In fact recently I was having a conversation with a DRTV advertiser and we were discussing his cost pre response for TV and how it was the highest of all his media but he also said that when he wasn’t on TV all his cost per response went up massively and so he couldn’t afford to drop it. I even had to stop myself from laughing when he still tried to tell me that his Google cost per response was so massively cheap compared to TV. Yet when I asked how he bought it nationally yet he only had responses from his TV regions, how he could contribute the cost of response to Google when it was quite clear that it was because viewers were responding to the TV ads, just not through his TV measurement of a free phone number.

 

It just goes to show, if you’re not looking at the whole picture you’ll miss the point. TV is still the most watched Medium and most engaging but that doesn’t mean viewers will respond in the traditional way of calling a free phone service, or may not even respond immediately, but when they do respond it will be because the viewer has remembers the TV advert or that they saw them on TV, and through that they have a higher opinion of that advertiser through brand fame and as TV is still seen as the most expensive medium even though the reality is quite different.

Monday 11 April 2011

PVR’s or Personal Video Recorders the so called nemesis of the traditional TV spot or so we’re led to believe.

I’ve just been reading this great article on PVR’s and thought I would share it with you all.

 

http://www.tvgenius.net/blog/2011/04/08/dvrs-impacting-viewing-habits

 

I come across this a lot when chatting to advertisers for the first time about TV and it’s great to see that once again the death of TV has been exaggerated.
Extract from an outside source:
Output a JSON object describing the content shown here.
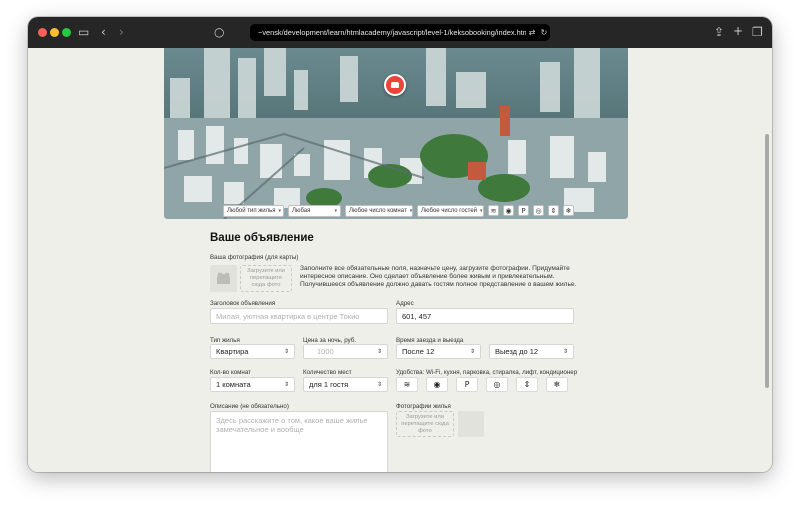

I could put money on the fact that at some point in a meeting an advertiser would say to me, “But people don’t watch the ads anymore, they just fast forward them, that’s what I always do”, even though previously they’ll have just said to me, “I love the new Compare the market ad, makes me laugh every time” and then I have to remind them but didn’t you just say you saw the new compare the market ad? So you must watch some ads?

 

It’s quite common that people have an impression of themselves and how they interact with the people and world around them, that isn’t necessarily the reality. I remember when I was still in sixth form many years ago and fancied myself as a Physio and so had been given a work experience at the local hospital and it was there I first learnt this observation.

 

We had a patient who had fallen down some stairs, when we asked what had happened he explained how he had been minding his own business and lost his footing on the stairs and fell. The Physio made notes and put them down but I noticed at the time they used a section on their notes that referred that this was the patients account of what happened, when I asked why they differentiated that it was the patients version of events they told me that it was because it was often the case that people will tell you what they think happened but not what actually happened as in this case the patient whom we had done blood test etc on had actually been drunk at the time of his fall and so most likely had been the result of their injury.

 

It’s the same across anything in life often our impression of an event is not actually the reality, it’s not that we purposefully lie of exaggerate it’s just our memory is selective and so we don’t necessarily remember every thing that happens over the course of our day, otherwise our tiny little heads might explode.

 

And when it comes to advertising, thing’s are no different. TV advertising in my view is the most memorable form of advertising yet if you asked people if they watch the ads they would generally give you a variety of answers from Yes (my personal favourite) to No I fast forward them, yet if you asked the same people who said no what their favourite advert is that they saw recently they would easily in the same breath recall an advert.

 

It may be that sometimes they do fast forward the ads, that’s when they’re actually watching a recorded programme, because remember you can’t fast forward live viewing, at least not yet. But because they do it sometimes it creates a false impression to themselves that they always fast forward the ads when that not actually true.

 

It’s also worth noting that due to TV being measured by BARB they now account for PVR viewing. Meaning if you fast forward an ad break you’re not classed as a viewer, and advertisers only pay for those who view the ads. So recently I might have said to a local advertiser, “500,000 saw your first advert go out on Tyne Tees last night” That means 500, 000 adults watched the ad, anyone else who fast forwarded the break made a cuppa etc were not counted as a viewer. SIMPLES.